The three witnesses-two men, and Christian Nimmo's

own woman-proved this statement to be totally false. They had seen her draw the sword with her own hands from his lordship's side, and stab him with it. Moreover, one wound only would have been inflicted, in all likelihood, had the matter occurred as described by her, whereas several wounds appeared on his lordship's body, shewing the furious passion by which the murderess had been actuated.
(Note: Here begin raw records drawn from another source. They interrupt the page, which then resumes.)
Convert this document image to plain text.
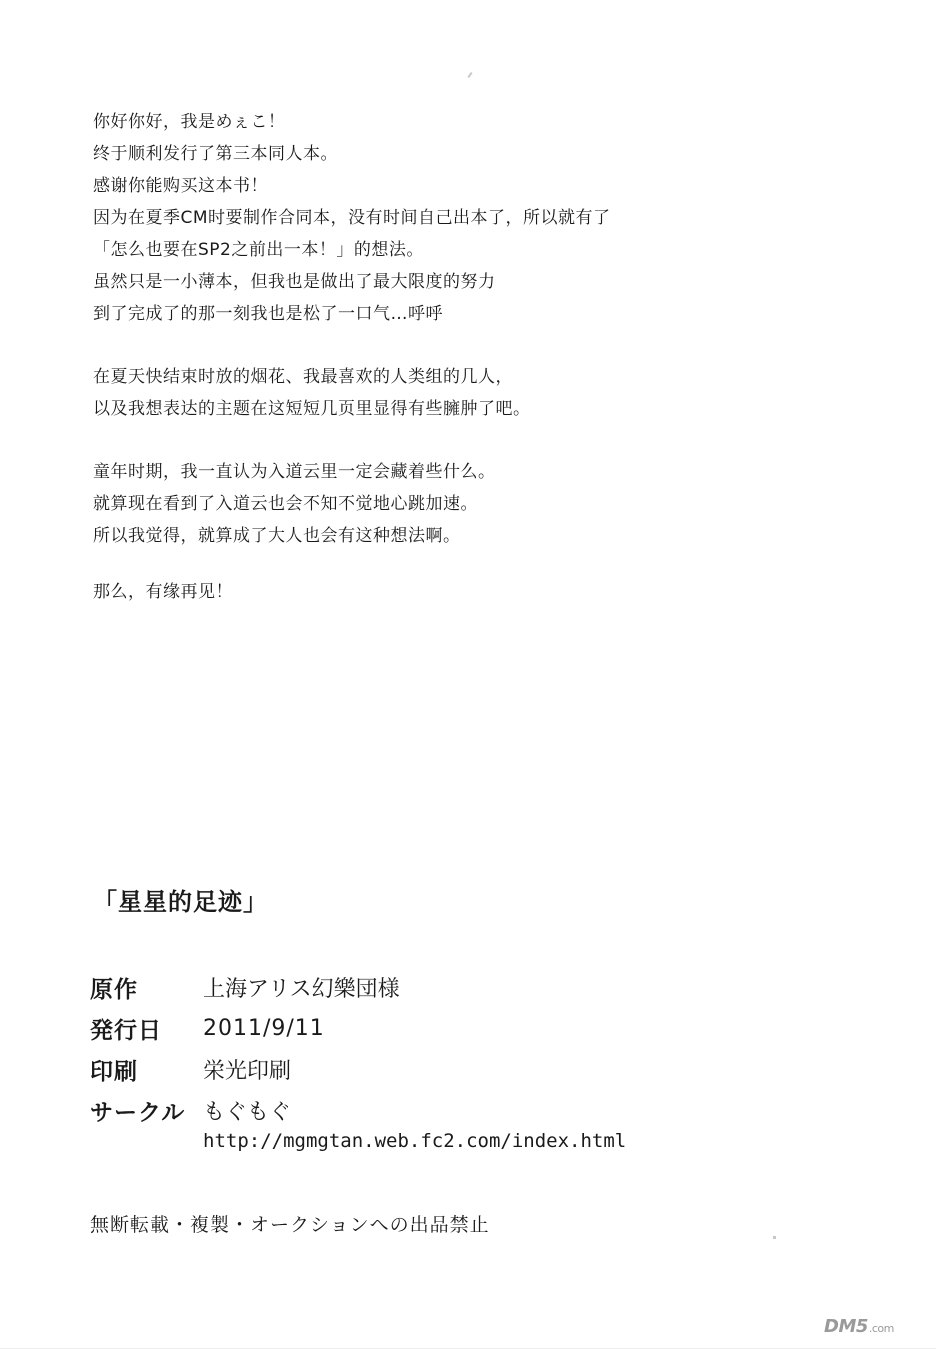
你好你好，我是めぇこ！
终于顺利发行了第三本同人本。
感谢你能购买这本书！
因为在夏季CM时要制作合同本，没有时间自己出本了，所以就有了
「怎么也要在SP2之前出一本！」的想法。
虽然只是一小薄本，但我也是做出了最大限度的努力
到了完成了的那一刻我也是松了一口气…呼呼
在夏天快结束时放的烟花、我最喜欢的人类组的几人，
以及我想表达的主题在这短短几页里显得有些臃肿了吧。
童年时期，我一直认为入道云里一定会藏着些什么。
就算现在看到了入道云也会不知不觉地心跳加速。
所以我觉得，就算成了大人也会有这种想法啊。
那么，有缘再见！
「星星的足迹」
原作	上海アリス幻樂団様
発行日	2011/9/11
印刷	栄光印刷
サークル もぐもぐ
http://mgmgtan.web.fc2.com/index.html
無断転載・複製・オークションへの出品禁止
DM5.com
This plea failing, therefore, Christian Nimmo, though she held obstinately to the last by the same assertions, betook herself also to other schemes for averting the consequences of her act. She declared herself likely to become a mother; but a medical commission which was thereupon appointed, deponed, to the best of their judgment, that no signs existed of this averment being true. It was accordingly regarded as a mere shift to procure delay.' Before the fate of Christian Nimmo was decided by the courts of the period, she made another attempt to evade justice, and was to a certain extent successful. Having been supplied by some of her emissaries with man's apparel, she contrived to make her escape in that dress from the Tolbooth, on the 29th of September, about five o'clock at night, in the gloaming.' Her intention was to cross the English border, and she bent her course in that direction. Being on foot, however, she was able only to reach Fala-mill, about fifteen miles from Edinburgh, on the night of her escape. She remained here till the morning, and, before she could resume her flight, was taken by the officers of justice, who had discovered her route, and followed closely on her footsteps. Tradition says, that she was aware of their approach before they seized her, and that she fled, and might possibly have escaped through her great bodily activity, had not a man, from mere wantonness, put out his foot as she passed him, and tripped her. Whether this part of the story be true or not, she was certainly taken, and reconveyed to the Tolbooth of Edinburgh.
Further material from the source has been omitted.